The Mechanobiology section is focused on understanding how mechanical forces regulate specific cell-signaling mechanisms, and how these mechanisms are used by individual cell-types to modify the material properties and mechanical behavior of bone. Ongoing research is currently investigating how exercise, as a form of mechanical loading, can be used to improve bone adaptation as a treatment and prevention strategy for musculoskeletal diseases such as osteoporosis.
The Musculoskeletal Genetics section focuses on genetic diseases of cartilage, bone, and muscle. We have active projects that stem from our mutation screening efforts including the role of SHIP2 in skeletal mineralization in opsismodydplasia, the contribution of MTM1 to muscle formation in myotubular myopathy and the role of the collagen VI genes in congenital muscular dystrophy. Other areas of interest include studies into the response of cartilage to microgravity, and cartilage regeneration.
We are actively using RNA-based CRISPR approaches to develop therapies for musculoskeletal genetic disease and have produced several novel tools for these studies including a Universal CRISPR vector system. Please contact us if you are interested to using these reagents for your research
The Biomechanics section is focused on improving the diagnosis of bone fracture risk associated with osteoporosis and improving techniques for preventing and treating fractures. High-resolution imaging, computer simulation, mechanical testing, and microscopy techniques are used to estimate how mechanical stress is distributed in bone, quantify the chemical and structural make-up of tissue, and estimate bone strength and fracture risk. New techniques are developed using imaging modalities such as tomosynthesis, in order to quantify bone qualities that predict fracture risk.

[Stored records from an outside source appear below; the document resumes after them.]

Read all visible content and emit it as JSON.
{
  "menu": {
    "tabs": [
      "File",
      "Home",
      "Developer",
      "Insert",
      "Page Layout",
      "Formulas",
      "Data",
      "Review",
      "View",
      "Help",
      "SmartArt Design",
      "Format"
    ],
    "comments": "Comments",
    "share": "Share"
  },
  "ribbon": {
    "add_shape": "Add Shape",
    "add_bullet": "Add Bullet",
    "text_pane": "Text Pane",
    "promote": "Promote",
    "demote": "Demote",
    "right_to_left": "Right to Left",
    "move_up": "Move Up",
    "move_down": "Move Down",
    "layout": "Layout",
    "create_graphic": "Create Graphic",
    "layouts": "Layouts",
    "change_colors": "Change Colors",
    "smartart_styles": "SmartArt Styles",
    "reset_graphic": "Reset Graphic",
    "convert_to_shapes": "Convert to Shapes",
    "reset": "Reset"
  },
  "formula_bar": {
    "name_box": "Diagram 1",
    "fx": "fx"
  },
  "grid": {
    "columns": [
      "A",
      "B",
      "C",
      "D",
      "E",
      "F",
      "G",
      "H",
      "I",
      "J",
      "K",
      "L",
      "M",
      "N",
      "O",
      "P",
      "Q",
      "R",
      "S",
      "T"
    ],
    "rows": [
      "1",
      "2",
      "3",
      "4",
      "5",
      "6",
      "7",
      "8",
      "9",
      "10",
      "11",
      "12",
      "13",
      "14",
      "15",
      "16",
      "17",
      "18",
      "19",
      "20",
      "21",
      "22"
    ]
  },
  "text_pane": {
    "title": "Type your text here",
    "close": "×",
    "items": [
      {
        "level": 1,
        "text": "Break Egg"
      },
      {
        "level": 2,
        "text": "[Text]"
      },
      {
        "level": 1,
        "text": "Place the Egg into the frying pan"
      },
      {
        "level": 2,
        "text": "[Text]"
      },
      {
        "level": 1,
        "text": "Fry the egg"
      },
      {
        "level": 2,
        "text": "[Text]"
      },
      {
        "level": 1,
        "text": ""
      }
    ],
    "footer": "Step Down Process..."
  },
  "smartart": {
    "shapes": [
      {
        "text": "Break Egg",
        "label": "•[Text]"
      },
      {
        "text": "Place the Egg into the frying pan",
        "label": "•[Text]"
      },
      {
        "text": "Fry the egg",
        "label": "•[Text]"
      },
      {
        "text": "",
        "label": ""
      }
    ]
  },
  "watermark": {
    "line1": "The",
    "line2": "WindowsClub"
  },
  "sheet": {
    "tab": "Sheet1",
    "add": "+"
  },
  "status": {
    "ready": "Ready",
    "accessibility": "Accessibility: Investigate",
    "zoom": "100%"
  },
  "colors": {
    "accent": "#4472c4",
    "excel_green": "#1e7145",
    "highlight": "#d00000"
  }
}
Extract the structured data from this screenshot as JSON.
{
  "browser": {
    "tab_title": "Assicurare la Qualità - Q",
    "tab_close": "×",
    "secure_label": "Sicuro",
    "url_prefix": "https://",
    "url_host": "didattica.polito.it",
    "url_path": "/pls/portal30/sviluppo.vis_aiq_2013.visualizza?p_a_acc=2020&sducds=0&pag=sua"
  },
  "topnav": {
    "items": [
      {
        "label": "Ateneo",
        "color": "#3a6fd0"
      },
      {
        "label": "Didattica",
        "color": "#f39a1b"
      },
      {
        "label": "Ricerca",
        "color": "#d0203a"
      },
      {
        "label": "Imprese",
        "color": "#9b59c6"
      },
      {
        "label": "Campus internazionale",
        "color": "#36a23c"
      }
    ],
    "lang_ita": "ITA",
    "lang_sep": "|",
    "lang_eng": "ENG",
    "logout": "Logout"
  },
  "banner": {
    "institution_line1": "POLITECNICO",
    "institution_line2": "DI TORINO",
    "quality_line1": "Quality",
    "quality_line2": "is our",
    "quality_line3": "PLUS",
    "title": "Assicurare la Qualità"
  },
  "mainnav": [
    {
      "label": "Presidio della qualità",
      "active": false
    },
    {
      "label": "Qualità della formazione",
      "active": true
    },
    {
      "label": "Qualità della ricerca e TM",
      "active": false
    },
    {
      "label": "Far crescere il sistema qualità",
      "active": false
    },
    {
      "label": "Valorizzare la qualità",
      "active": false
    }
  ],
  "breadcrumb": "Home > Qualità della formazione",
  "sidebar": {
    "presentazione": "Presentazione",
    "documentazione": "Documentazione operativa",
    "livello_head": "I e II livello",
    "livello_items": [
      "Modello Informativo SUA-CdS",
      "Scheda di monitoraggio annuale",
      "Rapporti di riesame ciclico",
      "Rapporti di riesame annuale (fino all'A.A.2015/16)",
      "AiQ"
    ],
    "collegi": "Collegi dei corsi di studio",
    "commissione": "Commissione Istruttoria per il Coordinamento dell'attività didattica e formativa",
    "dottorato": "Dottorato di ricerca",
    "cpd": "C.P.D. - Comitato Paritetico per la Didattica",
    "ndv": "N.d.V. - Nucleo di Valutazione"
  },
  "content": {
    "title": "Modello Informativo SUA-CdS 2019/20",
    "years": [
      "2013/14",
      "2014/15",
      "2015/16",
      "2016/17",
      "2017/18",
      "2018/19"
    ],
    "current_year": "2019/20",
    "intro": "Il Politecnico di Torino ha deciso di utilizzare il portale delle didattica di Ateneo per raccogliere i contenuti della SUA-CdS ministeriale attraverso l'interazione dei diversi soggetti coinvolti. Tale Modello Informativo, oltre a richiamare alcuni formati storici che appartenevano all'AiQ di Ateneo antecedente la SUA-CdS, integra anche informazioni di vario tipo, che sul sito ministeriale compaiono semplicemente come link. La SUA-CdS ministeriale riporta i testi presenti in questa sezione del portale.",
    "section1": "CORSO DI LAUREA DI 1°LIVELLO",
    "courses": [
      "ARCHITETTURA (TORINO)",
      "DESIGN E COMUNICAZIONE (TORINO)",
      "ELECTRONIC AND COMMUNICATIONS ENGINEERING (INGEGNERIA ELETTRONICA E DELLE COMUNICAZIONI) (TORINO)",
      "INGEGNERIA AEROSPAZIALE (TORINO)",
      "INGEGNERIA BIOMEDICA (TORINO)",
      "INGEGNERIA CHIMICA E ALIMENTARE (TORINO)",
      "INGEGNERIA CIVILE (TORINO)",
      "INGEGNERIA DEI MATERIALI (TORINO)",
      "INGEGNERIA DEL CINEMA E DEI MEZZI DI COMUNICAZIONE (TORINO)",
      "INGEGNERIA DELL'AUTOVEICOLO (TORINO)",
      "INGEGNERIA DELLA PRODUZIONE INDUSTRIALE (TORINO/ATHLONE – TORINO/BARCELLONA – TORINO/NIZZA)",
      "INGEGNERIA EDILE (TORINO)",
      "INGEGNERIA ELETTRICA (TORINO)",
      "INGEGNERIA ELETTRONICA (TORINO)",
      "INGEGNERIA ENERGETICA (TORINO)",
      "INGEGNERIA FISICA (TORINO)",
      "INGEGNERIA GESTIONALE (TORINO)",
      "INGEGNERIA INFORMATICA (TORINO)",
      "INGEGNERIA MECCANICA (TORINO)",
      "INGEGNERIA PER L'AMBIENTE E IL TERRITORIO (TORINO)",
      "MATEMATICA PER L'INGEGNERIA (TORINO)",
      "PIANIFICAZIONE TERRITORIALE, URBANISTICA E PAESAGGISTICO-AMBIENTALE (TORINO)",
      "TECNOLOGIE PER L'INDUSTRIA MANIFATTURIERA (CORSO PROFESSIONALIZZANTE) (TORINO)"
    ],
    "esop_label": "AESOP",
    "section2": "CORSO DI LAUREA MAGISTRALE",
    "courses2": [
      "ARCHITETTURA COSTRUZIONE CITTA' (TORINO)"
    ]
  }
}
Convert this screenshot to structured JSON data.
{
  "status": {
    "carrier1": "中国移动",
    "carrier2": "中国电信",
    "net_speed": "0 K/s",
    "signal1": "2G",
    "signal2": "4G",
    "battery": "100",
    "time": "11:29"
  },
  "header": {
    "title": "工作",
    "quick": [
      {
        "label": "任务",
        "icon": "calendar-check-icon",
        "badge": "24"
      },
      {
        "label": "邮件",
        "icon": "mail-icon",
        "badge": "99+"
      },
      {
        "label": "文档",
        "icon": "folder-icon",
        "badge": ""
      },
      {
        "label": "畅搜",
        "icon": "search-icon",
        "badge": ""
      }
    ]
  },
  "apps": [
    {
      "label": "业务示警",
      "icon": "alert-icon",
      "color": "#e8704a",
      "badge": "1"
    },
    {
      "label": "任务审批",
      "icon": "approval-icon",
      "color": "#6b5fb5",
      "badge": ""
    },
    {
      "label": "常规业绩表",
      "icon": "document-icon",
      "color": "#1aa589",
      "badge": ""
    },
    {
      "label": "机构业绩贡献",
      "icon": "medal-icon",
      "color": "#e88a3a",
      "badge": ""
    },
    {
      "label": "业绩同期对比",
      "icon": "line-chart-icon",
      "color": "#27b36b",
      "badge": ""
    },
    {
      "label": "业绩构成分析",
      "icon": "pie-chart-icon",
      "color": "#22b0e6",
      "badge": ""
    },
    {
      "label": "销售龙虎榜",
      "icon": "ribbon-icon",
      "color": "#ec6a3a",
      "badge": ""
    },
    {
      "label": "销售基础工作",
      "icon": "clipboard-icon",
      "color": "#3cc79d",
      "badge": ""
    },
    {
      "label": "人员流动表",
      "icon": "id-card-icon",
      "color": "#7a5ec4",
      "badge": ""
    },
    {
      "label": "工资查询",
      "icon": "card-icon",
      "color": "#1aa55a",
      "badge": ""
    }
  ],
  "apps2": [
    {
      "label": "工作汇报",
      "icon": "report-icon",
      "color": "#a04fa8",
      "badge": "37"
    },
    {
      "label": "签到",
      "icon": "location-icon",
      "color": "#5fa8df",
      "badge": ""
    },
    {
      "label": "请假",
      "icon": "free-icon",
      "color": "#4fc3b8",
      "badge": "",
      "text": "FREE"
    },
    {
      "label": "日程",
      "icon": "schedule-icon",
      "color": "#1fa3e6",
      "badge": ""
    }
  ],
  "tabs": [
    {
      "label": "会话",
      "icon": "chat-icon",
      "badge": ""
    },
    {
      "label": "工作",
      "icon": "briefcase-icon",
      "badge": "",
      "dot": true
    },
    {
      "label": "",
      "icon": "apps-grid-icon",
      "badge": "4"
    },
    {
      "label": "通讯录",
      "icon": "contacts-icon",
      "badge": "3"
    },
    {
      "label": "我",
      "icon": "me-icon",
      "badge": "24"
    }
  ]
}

The Herrick-Davis Motion Analysis Laboratory studies the dynamic function of human joints and the extent to which mechanical factors are associated with degenerative joint and soft-tissue diseases. On-going studies are aimed at understanding how the treatment of rotator cuff tears affects long-term shoulder function, the extent to which pre-operative imaging can predict post-operative shoulder function, and the impact of fusion and artificial disc replacement on spine motion.
Gait and Cognition
The Gait & Cognition Laboratory focuses on understanding how the central nervous system (CNS) controls the human body, and uses such understanding to identify and prevent musculoskeletal disorders associated with cognitive impairments. Theoretical and applied studies are performed, which include: 1) modeling and simulation of the human body, 2) using motor control concepts to understand how the CNS regulates human movement, and 3) understanding the links between brain abnormalities and movement disorders.